A Damas, poste stratégique s’il en est, car la capitale syrienne abritait la plupart de mouvements révolutionnaires palestiniens, Salah dut jouer l’équilibriste vu les divergences entre les différentes factions palestiniennes. Il raconte avec beaucoup d’émotion «l’affaire» qu’il vécut en 1971 lorsqu’il était attaché militaire au Liban. «Les Israéliens traquaient les Palestiniens partout. Dans le quartier Verdun de Beyrouth, ils étaient sur les traces des lieutenants de Arafat, au nombre de quatre et qui avaient dîné avec moi dans un restaurant pas loin de l’ambassade. J’ai appris quelques heures après qu’ils avaient été pris pour cibles et succombé après une attaque des services du Mossad. Les assaillants nous avaient suivis depuis l’ambassade et ne cessaient de nous épier. Après filature, ils sont passés à l’acte et ont assassiné les quatre dirigeants de l’OLP, bien connus pour être très proches de Yasser Arafat. Les tueurs, dirigés par Ehud Barak, qui deviendra quelques années plus tard Premier ministre, étaient venus en Zodiac. L’affaire à l’époque avait fait grand bruit.»
Fuite en Tunisie
Après Damas, Salah est nommé à Oman en 1985. Il dirigera la mission diplomatique jusqu’en 1990, date à laquelle il accèdera à la retraite. Depuis, il s’est totalement éloigné de la politique et de ses dirigeants. «Après 1962, après le congrès de Tripoli, j’avais compris que les choses n’allaient pas se dérouler comme l’exigent la réalité et la logique. Moi, je n’ai jamais couru après un quelconque pouvoir. Après tant de sacrifices et de morts, je ne veux pas qu’une goutte de sang soit versée dans une lutte fratricide aux conséquences désastreuses.»
Le cours des événements relève davantage du soulèvement des peuples que de l’action volontaire d’hommes décidés ou du déterminisme historique. «Je pense que les hommes ne sont pas toujours maîtres de leurs trajectoires qui relèvent, à mon sens, du destin ou du hasard.

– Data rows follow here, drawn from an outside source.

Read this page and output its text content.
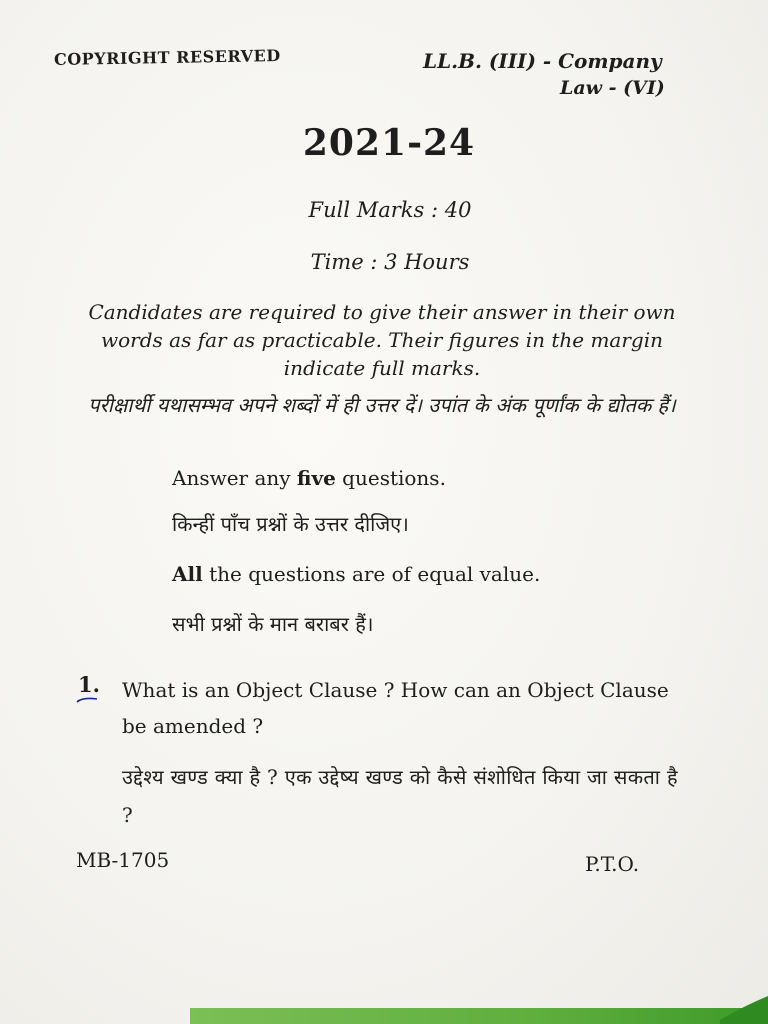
COPYRIGHT RESERVED	LL.B. (III) - Company
Law - (VI)
2021-24
Full Marks : 40
Time : 3 Hours
Candidates are required to give their answer in their own words as far as practicable. Their figures in the margin indicate full marks.
परीक्षार्थी यथासम्भव अपने शब्दों में ही उत्तर दें। उपांत के अंक पूर्णांक के द्योतक हैं।
Answer any five questions.
किन्हीं पाँच प्रश्नों के उत्तर दीजिए।
All the questions are of equal value.
सभी प्रश्नों के मान बराबर हैं।
1. What is an Object Clause ? How can an Object Clause be amended ?
उद्देश्य खण्ड क्या है ? एक उद्देष्य खण्ड को कैसे संशोधित किया जा सकता है ?
MB-1705	P.T.O.
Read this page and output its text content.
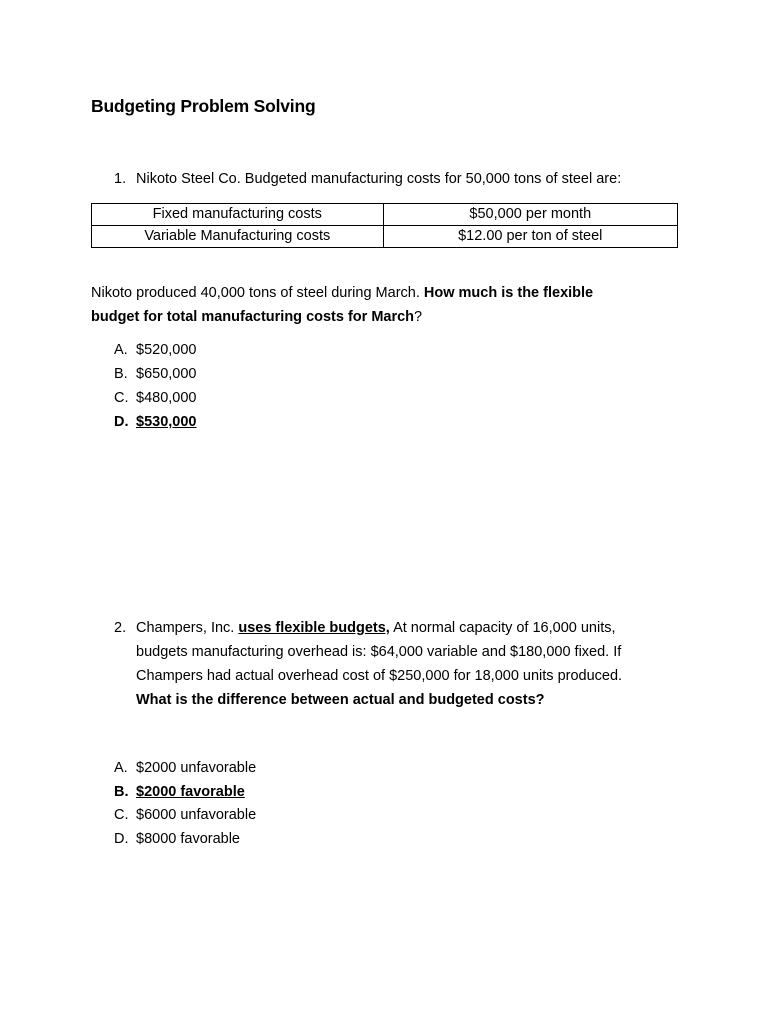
Budgeting Problem Solving
1. Nikoto Steel Co. Budgeted manufacturing costs for 50,000 tons of steel are:
Fixed manufacturing costs	$50,000 per month
Variable Manufacturing costs	$12.00 per ton of steel
Nikoto produced 40,000 tons of steel during March. How much is the flexible
budget for total manufacturing costs for March?
A. $520,000
B. $650,000
C. $480,000
D. $530,000
2. Champers, Inc. uses flexible budgets, At normal capacity of 16,000 units,
budgets manufacturing overhead is: $64,000 variable and $180,000 fixed. If
Champers had actual overhead cost of $250,000 for 18,000 units produced.
What is the difference between actual and budgeted costs?
A. $2000 unfavorable
B. $2000 favorable
C. $6000 unfavorable
D. $8000 favorable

Pour l’anecdote, un jour alors que j’étais ambassadeur en Syrie, M. Messaâdia qui était patron du Parti FLN me fit cette réflexion : ‘‘Pourquoi toi, cadre supérieur de la Nation, de surcroît ambassadeur, tu n’es pas encarté au parti’’. Je lui ai répondu que c’est une conviction personnelle et que mon engagement pour l’Algérie suffit. C’est dire que je n’aime pas être embrigadé en faisant partie des appareils, d’autant que je n’ai pas d’autre ambition que de faire mon travail et servir le plus honnêtement possible mon pays. Je ne suis pas de ceux qui font des croche-pieds pour prendre un poste ou des privilèges», explique-t-il.
Salah parle de certains épisodes avec un mélange d’ironie et de tendresse. A la vérité, tant d’obstination peut difficilement s’expliquer s’il n’y a pas à la base une conviction profonde elle-même chevillée à l’orgueil. «La philosophie du pouvoir est d’utiliser les gens, de les presser et de les jeter quand il s’avère qu’ils ne répondent plus aux desiderata de ce même pouvoir», résume-t-il.
Parcours :
Naissance le 18 avril 1934 à Mezdj Edchiche dans la wilaya de Skikda. Très jeune, il s’imprègne des idées nationalistes qu’il adopte dans sa scolarité, notamment à la médersa El Kettania de Constantine. Rejoint l’ALN au mois de novembre 1954. En janvier 55, il rencontre Didouche. A la mort de ce dernier, il active sous la direction de Zighoud à la Wilaya II. Il est officier de l’ALN et poursuit le combat jusqu’à l’indépendance. Il est nommé au commandement arabe uni au Caire, puis attaché militaire au Liban. Ambassadeur en Syrie et à Oman. Il prend sa retraite en 1990 et coule des jours paisibles parmi les siens.